レーダーチャート図は最も外側が世界順位1位であり内側の中心は世界151位である。また最上段の総合順位以下時計周りの1から12の数字は各分野を示している。各分野の世界順位を結ぶ輪が各国の状況である。レーダーチャートの輪が外側に広がっているほど世界での順位が高く、また輪の形が円に近いほど各分野で平均した競争力があることを示している。
(1)UAEと米国、日本の比較
まず米国(総合世界3位)、日本(同6位)とUAE(同17位)を比較すると、米国は「3.マクロ経済環境」が大きく落ち込んでいるが(世界96位)、6項目は世界のベスト・テンに入っており、3項目がベスト20位である。これに対して日本は米国同様「3.マクロ経済環境」が大きく落ち込み世界121位にとどまっているが、「2.インフラ」など5項目が世界のベスト・テンに入り、その他の4項目も世界20位以内に入っており平均した競争力を持っていることを示している。
MENAで2位、世界17位のUAEは「1.制度機構」、「2.インフラ」、「5.高等教育及び訓練」の3項目が世界10位以内であり米国とそん色がない。
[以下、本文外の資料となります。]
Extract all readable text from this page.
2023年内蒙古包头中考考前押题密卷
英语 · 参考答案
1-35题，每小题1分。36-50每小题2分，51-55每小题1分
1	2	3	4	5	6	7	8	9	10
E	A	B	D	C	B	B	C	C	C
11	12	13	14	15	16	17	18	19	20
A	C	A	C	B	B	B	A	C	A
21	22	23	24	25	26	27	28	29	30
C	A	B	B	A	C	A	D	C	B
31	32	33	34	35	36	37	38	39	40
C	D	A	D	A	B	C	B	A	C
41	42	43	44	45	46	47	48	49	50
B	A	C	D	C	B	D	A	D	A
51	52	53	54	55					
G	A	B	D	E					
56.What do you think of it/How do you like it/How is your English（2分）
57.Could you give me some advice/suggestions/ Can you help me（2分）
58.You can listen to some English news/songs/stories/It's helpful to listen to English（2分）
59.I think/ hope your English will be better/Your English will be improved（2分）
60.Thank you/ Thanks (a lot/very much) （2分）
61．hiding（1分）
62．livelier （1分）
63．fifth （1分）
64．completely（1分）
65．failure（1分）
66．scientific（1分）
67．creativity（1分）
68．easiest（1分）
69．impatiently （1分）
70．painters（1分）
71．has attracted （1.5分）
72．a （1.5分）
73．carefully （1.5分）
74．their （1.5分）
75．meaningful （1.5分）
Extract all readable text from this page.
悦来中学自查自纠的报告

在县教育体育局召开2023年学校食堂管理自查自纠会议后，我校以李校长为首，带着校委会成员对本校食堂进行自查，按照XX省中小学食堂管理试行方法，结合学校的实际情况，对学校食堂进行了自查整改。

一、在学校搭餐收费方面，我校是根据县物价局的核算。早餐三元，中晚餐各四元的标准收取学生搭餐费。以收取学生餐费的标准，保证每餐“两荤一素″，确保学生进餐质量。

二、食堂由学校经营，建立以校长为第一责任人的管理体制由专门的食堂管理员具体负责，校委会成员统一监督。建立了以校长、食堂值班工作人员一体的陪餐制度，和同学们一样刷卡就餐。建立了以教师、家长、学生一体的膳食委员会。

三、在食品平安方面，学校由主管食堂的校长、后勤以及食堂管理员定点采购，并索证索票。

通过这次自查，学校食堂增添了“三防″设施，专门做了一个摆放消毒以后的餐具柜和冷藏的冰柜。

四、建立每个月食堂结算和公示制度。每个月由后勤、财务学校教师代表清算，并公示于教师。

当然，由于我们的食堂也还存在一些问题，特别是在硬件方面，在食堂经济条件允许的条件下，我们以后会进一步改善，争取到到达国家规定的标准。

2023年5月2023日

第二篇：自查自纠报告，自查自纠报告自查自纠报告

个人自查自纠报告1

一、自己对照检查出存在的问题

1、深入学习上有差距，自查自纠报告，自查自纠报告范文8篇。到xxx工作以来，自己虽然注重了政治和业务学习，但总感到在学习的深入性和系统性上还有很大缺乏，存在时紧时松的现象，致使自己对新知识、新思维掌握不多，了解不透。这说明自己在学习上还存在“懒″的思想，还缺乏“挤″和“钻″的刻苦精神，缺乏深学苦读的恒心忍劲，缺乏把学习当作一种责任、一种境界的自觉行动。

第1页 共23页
さらにすべての項目が世界40位以内であり全体としては均衡のとれた競争力を示している。
(2)サウジアラビア、イスラエルと中国の比較
次にサウジアラビアイスラエル及び中国を比べると総合順位はそれぞれ25位、27位、28位であり非常に近接している。サウジアラビアは「3.マクロ経済環境」が世界4位と非常に評価が高い。その他の項目では世界30~40位台が多く、最も悪いのは「7.労働市場効率」の世界60位である。
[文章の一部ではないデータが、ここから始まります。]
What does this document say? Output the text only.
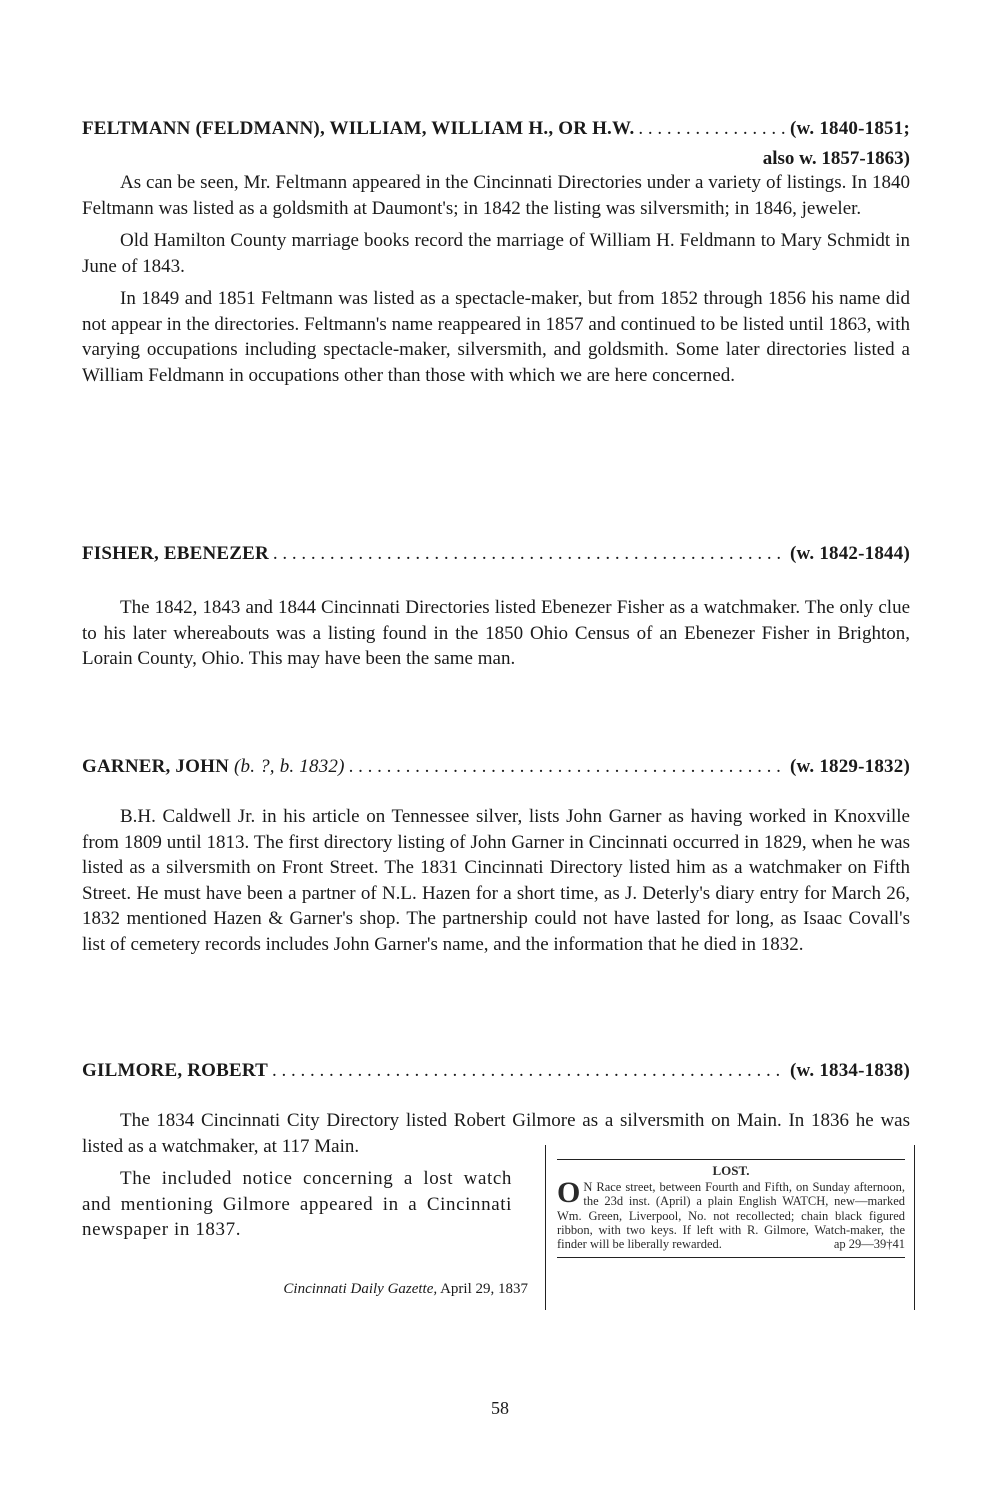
FELTMANN (FELDMANN), WILLIAM, WILLIAM H., OR H.W. . . .	(w. 1840-1851;
also w. 1857-1863)

As can be seen, Mr. Feltmann appeared in the Cincinnati Directories under a variety of listings. In 1840 Feltmann was listed as a goldsmith at Daumont's; in 1842 the listing was silversmith; in 1846, jeweler.

Old Hamilton County marriage books record the marriage of William H. Feldmann to Mary Schmidt in June of 1843.

In 1849 and 1851 Feltmann was listed as a spectacle-maker, but from 1852 through 1856 his name did not appear in the directories. Feltmann's name reappeared in 1857 and continued to be listed until 1863, with varying occupations including spectacle-maker, silversmith, and goldsmith. Some later directories listed a William Feldmann in occupations other than those with which we are here concerned.

FISHER, EBENEZER . . .	(w. 1842-1844)

The 1842, 1843 and 1844 Cincinnati Directories listed Ebenezer Fisher as a watchmaker. The only clue to his later whereabouts was a listing found in the 1850 Ohio Census of an Ebenezer Fisher in Brighton, Lorain County, Ohio. This may have been the same man.

GARNER, JOHN (b. ?, b. 1832) . . .	(w. 1829-1832)

B.H. Caldwell Jr. in his article on Tennessee silver, lists John Garner as having worked in Knoxville from 1809 until 1813. The first directory listing of John Garner in Cincinnati occurred in 1829, when he was listed as a silversmith on Front Street. The 1831 Cincinnati Directory listed him as a watchmaker on Fifth Street. He must have been a partner of N.L. Hazen for a short time, as J. Deterly's diary entry for March 26, 1832 mentioned Hazen & Garner's shop. The partnership could not have lasted for long, as Isaac Covall's list of cemetery records includes John Garner's name, and the information that he died in 1832.

GILMORE, ROBERT . . .	(w. 1834-1838)

The 1834 Cincinnati City Directory listed Robert Gilmore as a silversmith on Main. In 1836 he was listed as a watchmaker, at 117 Main.

The included notice concerning a lost watch and mentioning Gilmore appeared in a Cincinnati newspaper in 1837.

Cincinnati Daily Gazette, April 29, 1837
LOST.
O N Race street, between Fourth and Fifth, on Sunday afternoon, the 23d inst. (April) a plain English WATCH, new—marked Wm. Green, Liverpool, No. not recollected; chain black figured ribbon, with two keys. If left with R. Gilmore, Watch-maker, the finder will be liberally rewarded.	ap 29—39†41
58
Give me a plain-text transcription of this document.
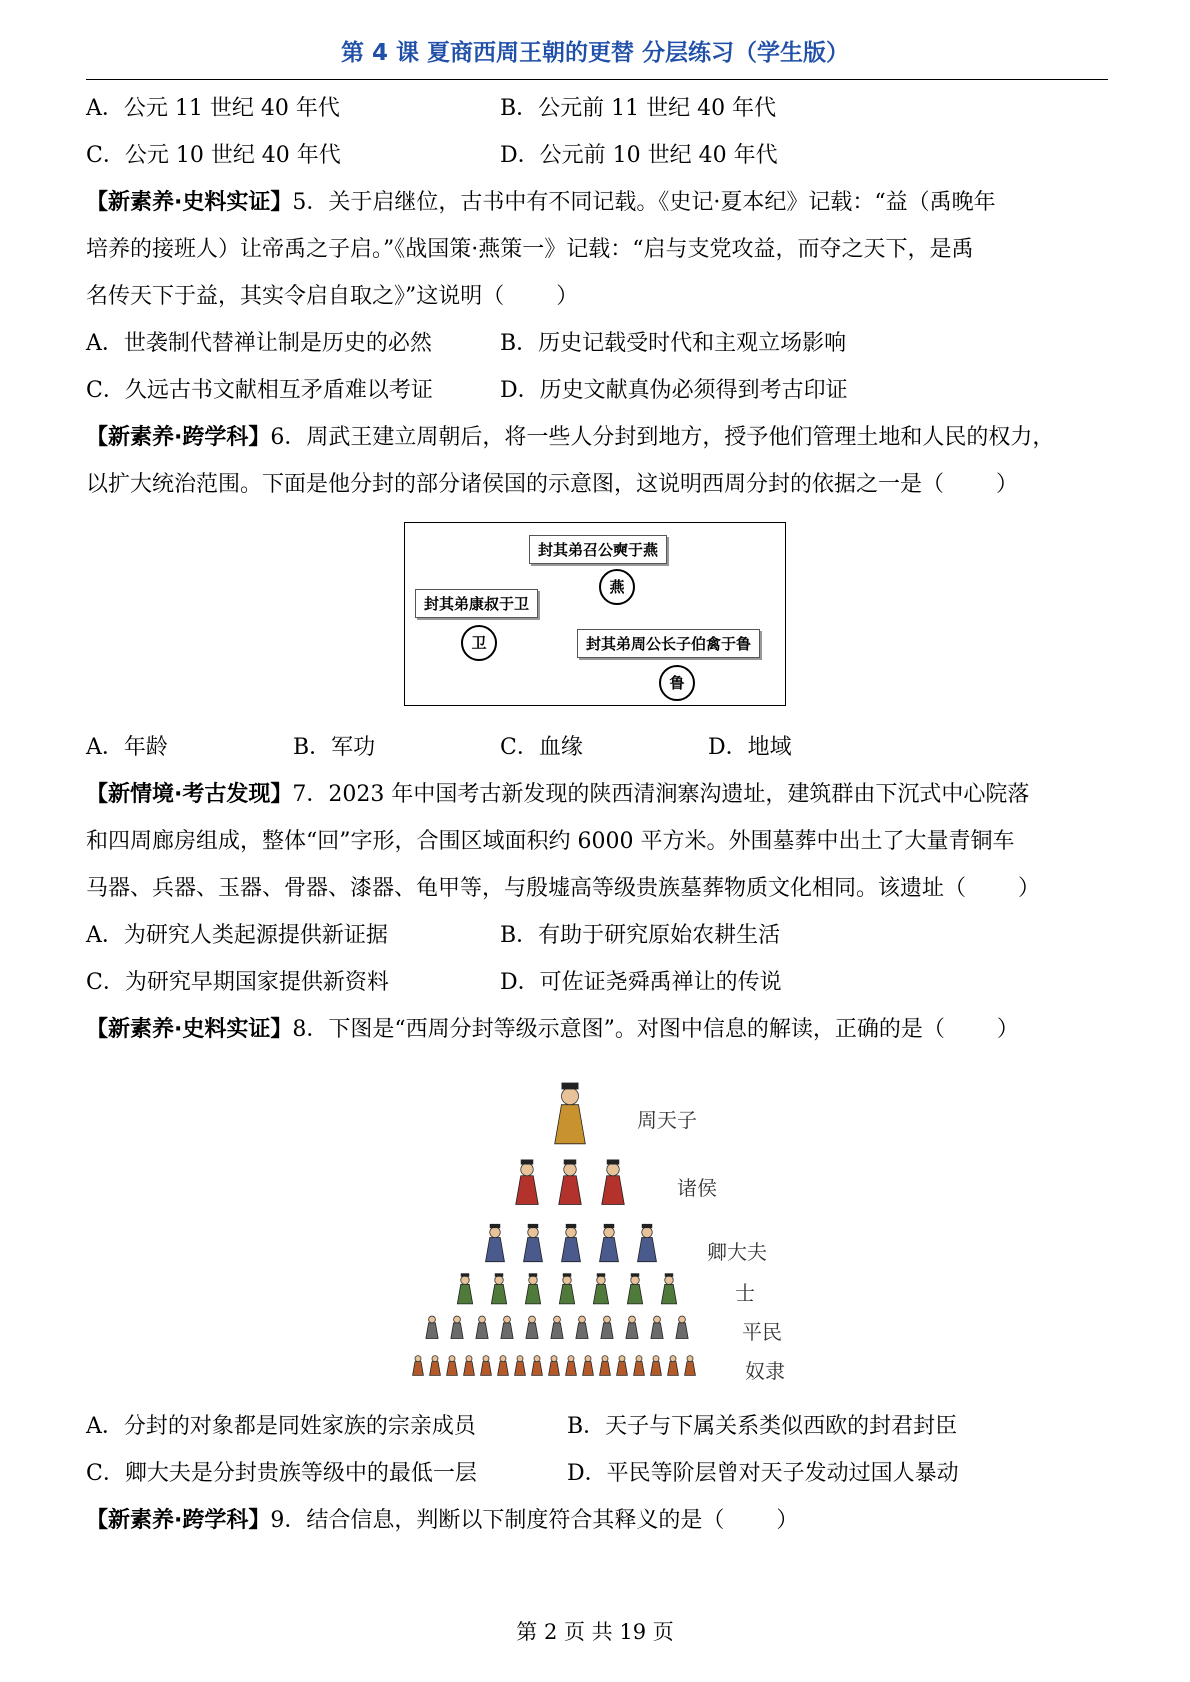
第 4 课 夏商西周王朝的更替 分层练习（学生版）
A．公元 11 世纪 40 年代	B．公元前 11 世纪 40 年代
C．公元 10 世纪 40 年代	D．公元前 10 世纪 40 年代
【新素养·史料实证】5．关于启继位，古书中有不同记载。《史记·夏本纪》记载：“益（禹晚年
培养的接班人）让帝禹之子启。”《战国策·燕策一》记载：“启与支党攻益，而夺之天下，是禹
名传天下于益，其实令启自取之》”这说明（ ）
A．世袭制代替禅让制是历史的必然	B．历史记载受时代和主观立场影响
C．久远古书文献相互矛盾难以考证	D．历史文献真伪必须得到考古印证
【新素养·跨学科】6．周武王建立周朝后，将一些人分封到地方，授予他们管理土地和人民的权力，
以扩大统治范围。下面是他分封的部分诸侯国的示意图，这说明西周分封的依据之一是（ ）
封其弟召公奭于燕
燕
封其弟康叔于卫
卫	封其弟周公长子伯禽于鲁
鲁
A．年龄	B．军功	C．血缘	D．地域
【新情境·考古发现】7．2023 年中国考古新发现的陕西清涧寨沟遗址，建筑群由下沉式中心院落
和四周廊房组成，整体“回”字形，合围区域面积约 6000 平方米。外围墓葬中出土了大量青铜车
马器、兵器、玉器、骨器、漆器、龟甲等，与殷墟高等级贵族墓葬物质文化相同。该遗址（ ）
A．为研究人类起源提供新证据	B．有助于研究原始农耕生活
C．为研究早期国家提供新资料	D．可佐证尧舜禹禅让的传说
【新素养·史料实证】8．下图是“西周分封等级示意图”。对图中信息的解读，正确的是（ ）
周天子
诸侯
卿大夫
士
平民
奴隶
A．分封的对象都是同姓家族的宗亲成员	B．天子与下属关系类似西欧的封君封臣
C．卿大夫是分封贵族等级中的最低一层	D．平民等阶层曾对天子发动过国人暴动
【新素养·跨学科】9．结合信息，判断以下制度符合其释义的是（ ）
第 2 页 共 19 页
中国がサウジアラビアを上回っているのは「4.保健及び初等教育」、「7.労働市場効率」及び「10.市場規模」の3項目だけであり、その他の9項目はサウジアラビアが中国を上回っている。市場規模の格差については説明するまでもないが、労働市場効率に関しては、サウジアラビアでは宗教上の制約により女性の就労率が低いため市場効率が悪いとされているのである。一方、サウジアラビアは「1.制度機構」では世界24位で中国(51位)を上回り、また「5.高等教育及び訓練」では49位対68位、「9.技術的即応性」は42位対74位などサウジアラビアが中国より優れている項目がある。
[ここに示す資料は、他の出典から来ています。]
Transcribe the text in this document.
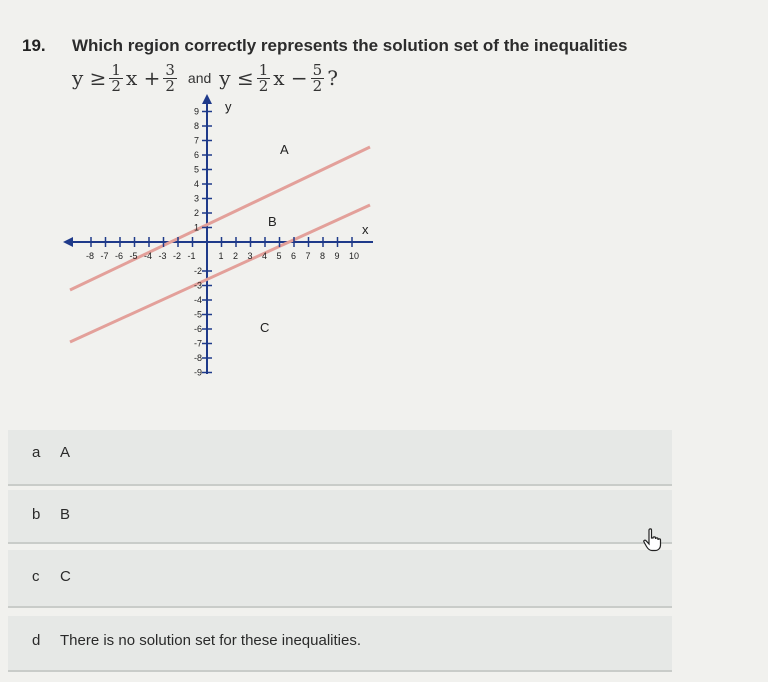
19. Which region correctly represents the solution set of the inequalities
$y \ge \frac{1}{2}$ $x + \frac{3}{2}$ and $y \le \frac{1}{2}$ $x - \frac{5}{2}$ ?
y
x
A
B
C
-8 -7 -6 -5 -4 -3 -2 -1	1 2 3 4 5 6 7 8 9 10
9
8
7
6
5
4
3
2
1
-2
-3
-4
-5
-6
-7
-8
-9
a A
b B
c C
d There is no solution set for these inequalities.
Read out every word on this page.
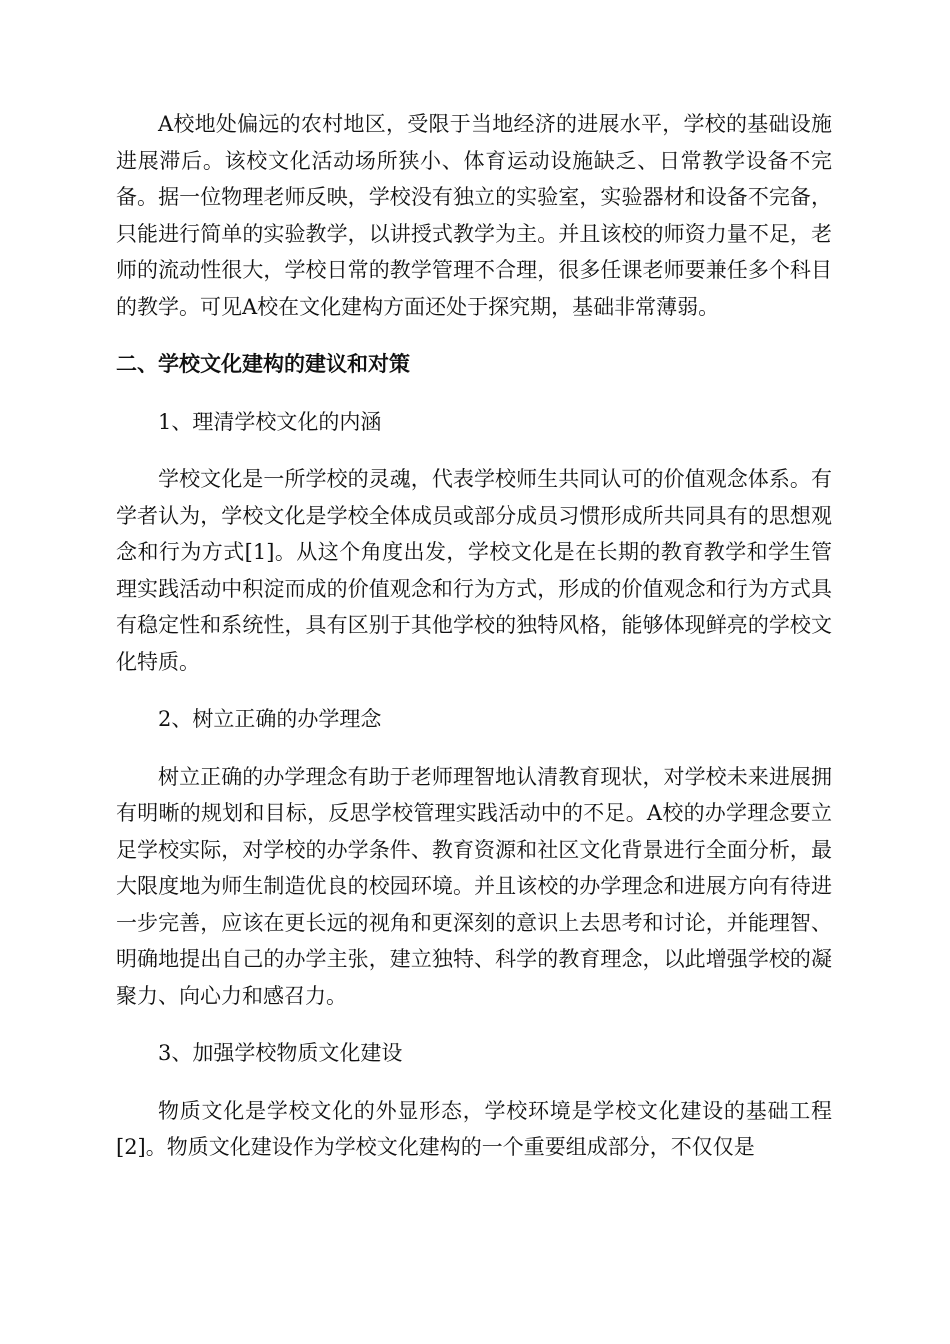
A校地处偏远的农村地区，受限于当地经济的进展水平，学校的基础设施进展滞后。该校文化活动场所狭小、体育运动设施缺乏、日常教学设备不完备。据一位物理老师反映，学校没有独立的实验室，实验器材和设备不完备，只能进行简单的实验教学，以讲授式教学为主。并且该校的师资力量不足，老师的流动性很大，学校日常的教学管理不合理，很多任课老师要兼任多个科目的教学。可见A校在文化建构方面还处于探究期，基础非常薄弱。

二、学校文化建构的建议和对策

1、理清学校文化的内涵

学校文化是一所学校的灵魂，代表学校师生共同认可的价值观念体系。有学者认为，学校文化是学校全体成员或部分成员习惯形成所共同具有的思想观念和行为方式[1]。从这个角度出发，学校文化是在长期的教育教学和学生管理实践活动中积淀而成的价值观念和行为方式，形成的价值观念和行为方式具有稳定性和系统性，具有区别于其他学校的独特风格，能够体现鲜亮的学校文化特质。

2、树立正确的办学理念

树立正确的办学理念有助于老师理智地认清教育现状，对学校未来进展拥有明晰的规划和目标，反思学校管理实践活动中的不足。A校的办学理念要立足学校实际，对学校的办学条件、教育资源和社区文化背景进行全面分析，最大限度地为师生制造优良的校园环境。并且该校的办学理念和进展方向有待进一步完善，应该在更长远的视角和更深刻的意识上去思考和讨论，并能理智、明确地提出自己的办学主张，建立独特、科学的教育理念，以此增强学校的凝聚力、向心力和感召力。

3、加强学校物质文化建设

物质文化是学校文化的外显形态，学校环境是学校文化建设的基础工程[2]。物质文化建设作为学校文化建构的一个重要组成部分，不仅仅是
イスラエルは両国の中間にあり、世界3位の「12.イノベーション」以外の項目の多くは世界40~50位台である。
(3)トルコとエジプトの比較
トルコとエジプトは共に人口7千~8千万人を有するMENAの大国である。両国の総合ランクはトルコ51位、エジプト116位と大きな格差がある。トルコは「7.労働市場効率」が世界127位と極めて低いが、その他のほとんどの項目は60位前後で世界の上位グループに入っている。これに対してエジプトは12項目中の6項目が世界100位以下、その他4項目も90位前後に低迷しており、「10.市場規模」だけが世界上位の24位である(同項目のトルコの順位は16位)。エジプトは人口規模のみが競争力として評価され、その他の項目は極めて低いのに対しトルコは新興工業国として種々の側面で競争力が評価されていると考えられる。